Tanner Trafelet, Senior Reporter

The Cuban Constitution ratified in 2019 states that Cubans have a right to free speech and expression, as long as it ‘is in accordance with the humanist principles upon which the State’s cultural policy and the values [upon which a] socialist society are based.’ In Article 56, the Constitution also elaborates on how freedom of assembly is allowed for ‘peaceful and legal purposes…exercised with respect to public order and in compliance with the precepts established by law.’ 

Recent protests against the Cuban government reasonably constitute widespread disagreement with how Cuba’s communist dictatorship governs. Devoid of things essential to human existence, such as consistent access to food, water and medicine, scarcity considered normal under Cuba’s inefficient command economy is worsened by how the government treats its citizens. 

Freedom House, a non-profit non-governmental organization (NGO) which conducts advocacy and research on democracy, human rights, and political freedom assigns Cuba a ‘freedom’ rating of 13/100 or ‘not free.’ The organization’s profile on Cuba observes that the Cuban Communist Party, the nation’s only political party, is not subject to free and fair elections, does not allow independent media, political opposition, or basic political rights to be held by its populace. 

Wide-scale suppression of the protests, and subsequent mass arrests of pro-democracy protesters that Cuban President Miguel Diaz-Canel called ‘mercenaries’ align with Freedom House’s characterization of Cuba’s communist dictatorship. This type of repression is nothing new to Cubans or the international community, with the government’s response to those it views as ‘counterrevolutionaries’ harkening back to the violence of the 1994 Maleconazo incident

It is quite clear from the willingness of the Cuban regime to use violence against those who disagree with it, that when push comes to shove the Cuban government has no problem with valuing its existence over the lives of its populace. The Cuban constitution itself explicitly invalidates any idea or action that goes against what the ‘socialist society’ needs.

I argue that it must be the role of the international community, and the United States, to be the facilitators of political change in Cuba. No matter how large the anti-government movement may become, the Cuban government will maintain a monopoly on violence and thus be able to use the state’s gun-barrel to silence, imprison, and murder citizens who critize it. The way to circumvent this is with overwhelming international support that removes the need for Cubans to fight for freedom alone, and for the United States and its allies to sever the ties that allow the Cuban command economy to stay afloat. 

The Biden administration’s foreign policy prescriptions must come to realize that some nations are not allies of the United States. Meetings such as President Biden’s meeting with Russian dictator Vladimir Putin, or former President Donald Trump’s 2018 meeting with North Korean dictator Kim Jong Un serve only to validate dictators who agree to these glorified photoshoots. 

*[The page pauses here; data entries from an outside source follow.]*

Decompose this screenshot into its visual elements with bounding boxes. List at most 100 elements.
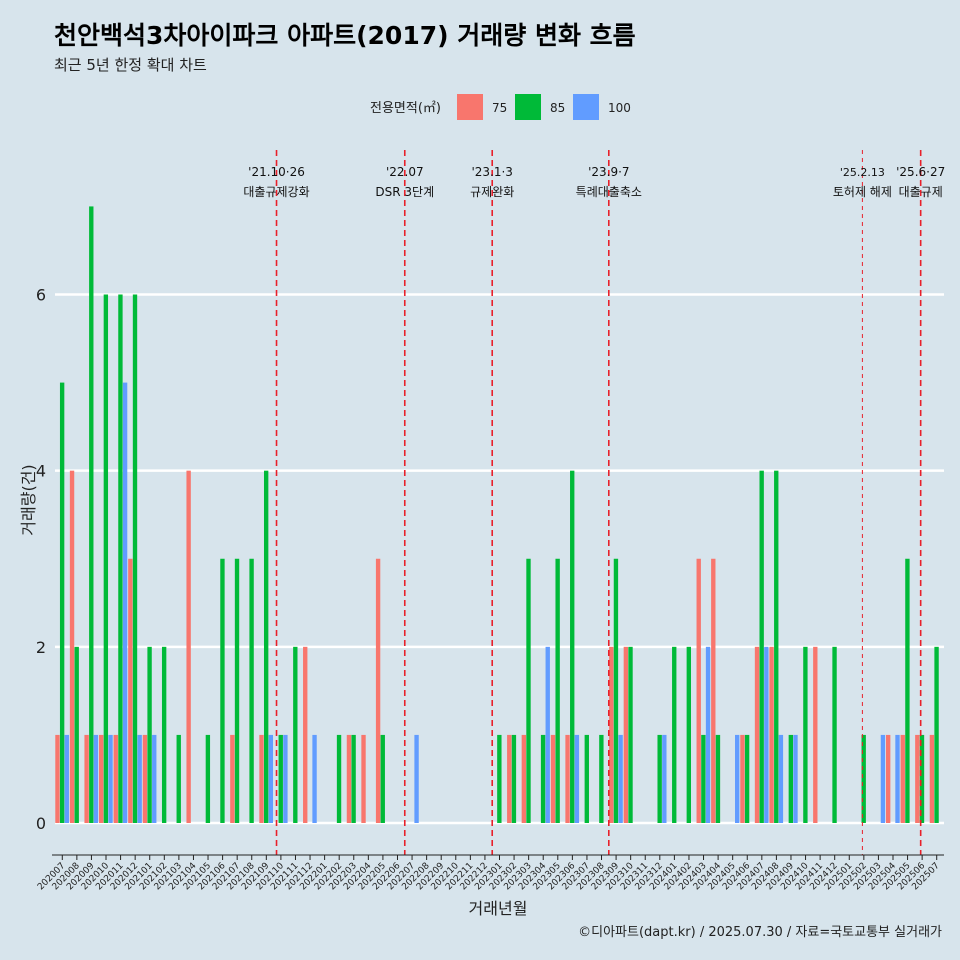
bar-202304-100	[545, 646, 550, 823]
y-tick-label: 2	[36, 638, 46, 657]
bar-202312-100	[662, 734, 667, 823]
bar-202108-85	[249, 558, 254, 823]
bar-202408-100	[778, 734, 784, 823]
bar-202405-100	[735, 734, 740, 823]
bar-202302-85	[511, 734, 517, 823]
bar-202011-100	[122, 382, 128, 823]
bar-202007-85	[59, 382, 65, 823]
bar-202207-100	[414, 734, 419, 823]
bar-202505-75	[900, 734, 905, 823]
bar-202010-85	[103, 294, 109, 823]
y-axis-label: 거래량(건)	[19, 464, 38, 535]
bar-202012-85	[132, 294, 138, 823]
bar-202101-85	[147, 646, 152, 823]
bar-202310-75	[623, 646, 629, 823]
annotation-date: '21.10·26	[248, 165, 305, 179]
bar-202306-85	[570, 470, 575, 823]
bar-202403-100	[705, 646, 711, 823]
bar-202401-85	[672, 646, 677, 823]
bar-202008-85	[74, 646, 79, 823]
bar-202305-75	[550, 734, 556, 823]
bar-202012-75	[128, 558, 133, 823]
legend-key-100	[573, 94, 599, 120]
bar-202107-75	[230, 734, 235, 823]
bar-202306-100	[574, 734, 580, 823]
annotation-label: 대출규제강화	[243, 185, 309, 199]
bar-202010-100	[108, 734, 113, 823]
bar-202009-100	[93, 734, 99, 823]
bar-202107-85	[234, 558, 240, 823]
bar-202407-85	[759, 470, 764, 823]
bar-202104-75	[186, 470, 191, 823]
bar-202304-85	[540, 734, 546, 823]
bar-202407-75	[754, 646, 760, 823]
bar-202309-75	[609, 646, 614, 823]
bar-202307-85	[584, 734, 589, 823]
bar-202303-75	[521, 734, 527, 823]
bar-202302-75	[507, 734, 512, 823]
bar-202007-100	[64, 734, 69, 823]
legend-label-85: 85	[550, 101, 565, 115]
bar-202010-75	[99, 734, 104, 823]
bar-202507-75	[929, 734, 935, 823]
bar-202103-85	[176, 734, 181, 823]
chart-caption: ©디아파트(dapt.kr) / 2025.07.30 / 자료=국토교통부 실…	[578, 925, 942, 940]
y-tick-label: 6	[36, 286, 46, 305]
chart-subtitle: 최근 5년 한정 확대 차트	[54, 56, 207, 74]
bar-202308-85	[599, 734, 604, 823]
bar-202009-85	[89, 206, 94, 823]
annotation-date: '22.07	[386, 165, 424, 179]
y-tick-label: 4	[36, 462, 46, 481]
x-axis: 2020072020082020092020102020112020122021…	[36, 854, 944, 892]
x-axis-label: 거래년월	[469, 899, 528, 918]
legend-label-75: 75	[492, 101, 507, 115]
legend: 전용면적(㎡) 75 85 100	[370, 94, 631, 120]
bar-202403-85	[701, 734, 706, 823]
annotation-date: '25.6·27	[896, 165, 945, 179]
y-axis: 0 2 4 6	[36, 286, 46, 833]
bar-202301-85	[497, 734, 502, 823]
annotation-label: 규제완화	[470, 185, 514, 199]
bar-202310-85	[628, 646, 633, 823]
bar-202011-85	[118, 294, 123, 823]
bar-202412-85	[832, 646, 837, 823]
bar-202507-85	[934, 646, 939, 823]
bar-202109-100	[268, 734, 274, 823]
annotations: '21.10·26 대출규제강화 '22.07 DSR 3단계 '23.1·3 규제완화 '…	[243, 150, 945, 855]
bar-202504-100	[895, 734, 900, 823]
bar-202410-85	[803, 646, 808, 823]
bar-202404-75	[711, 558, 716, 823]
bar-202505-85	[905, 558, 910, 823]
bar-202504-75	[885, 734, 891, 823]
bar-202106-85	[220, 558, 225, 823]
bar-202202-85	[336, 734, 342, 823]
bar-202101-75	[142, 734, 148, 823]
bar-202406-75	[740, 734, 745, 823]
bar-202203-75	[346, 734, 352, 823]
bar-202110-100	[283, 734, 288, 823]
bar-202312-85	[657, 734, 662, 823]
y-tick-label: 0	[36, 814, 46, 833]
bars	[55, 206, 939, 823]
bar-202303-85	[526, 558, 531, 823]
bar-202008-75	[69, 470, 75, 823]
bar-202409-100	[793, 734, 798, 823]
bar-202407-100	[764, 646, 769, 823]
bar-202101-100	[152, 734, 157, 823]
bar-202306-75	[565, 734, 570, 823]
bar-202203-85	[351, 734, 356, 823]
annotation-date: '23.9·7	[588, 165, 629, 179]
bar-202105-85	[205, 734, 211, 823]
legend-key-85	[515, 94, 541, 120]
legend-key-75	[457, 94, 483, 120]
bar-202503-100	[880, 734, 886, 823]
bar-202403-75	[696, 558, 701, 823]
chart-title: 천안백석3차아이파크 아파트(2017) 거래량 변화 흐름	[54, 21, 636, 50]
bar-202408-85	[774, 470, 779, 823]
bar-202305-85	[555, 558, 560, 823]
bar-202102-85	[161, 646, 167, 823]
bar-202309-100	[618, 734, 623, 823]
bar-202404-85	[715, 734, 721, 823]
annotation-date: '25.2.13	[840, 166, 885, 179]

The human rights abuses and authoritarian practices of Cuba are not something that I believe that President Biden or the United States should validate. In the international community, the United States should cooperate with nations who share its ideals to help pro-democracy Cubans influence the way in which their government is ran, and to attain a basic level of human rights. 

Change within Cuba will not happen overnight, and I severely doubt that their government will act while faced with no real retribution for the use of violence against its own citizens. Both the United States and its allies should have drawn a line upon the collapse of the Soviet Union, but the complete failure to do so is now costing them in Cuban blood.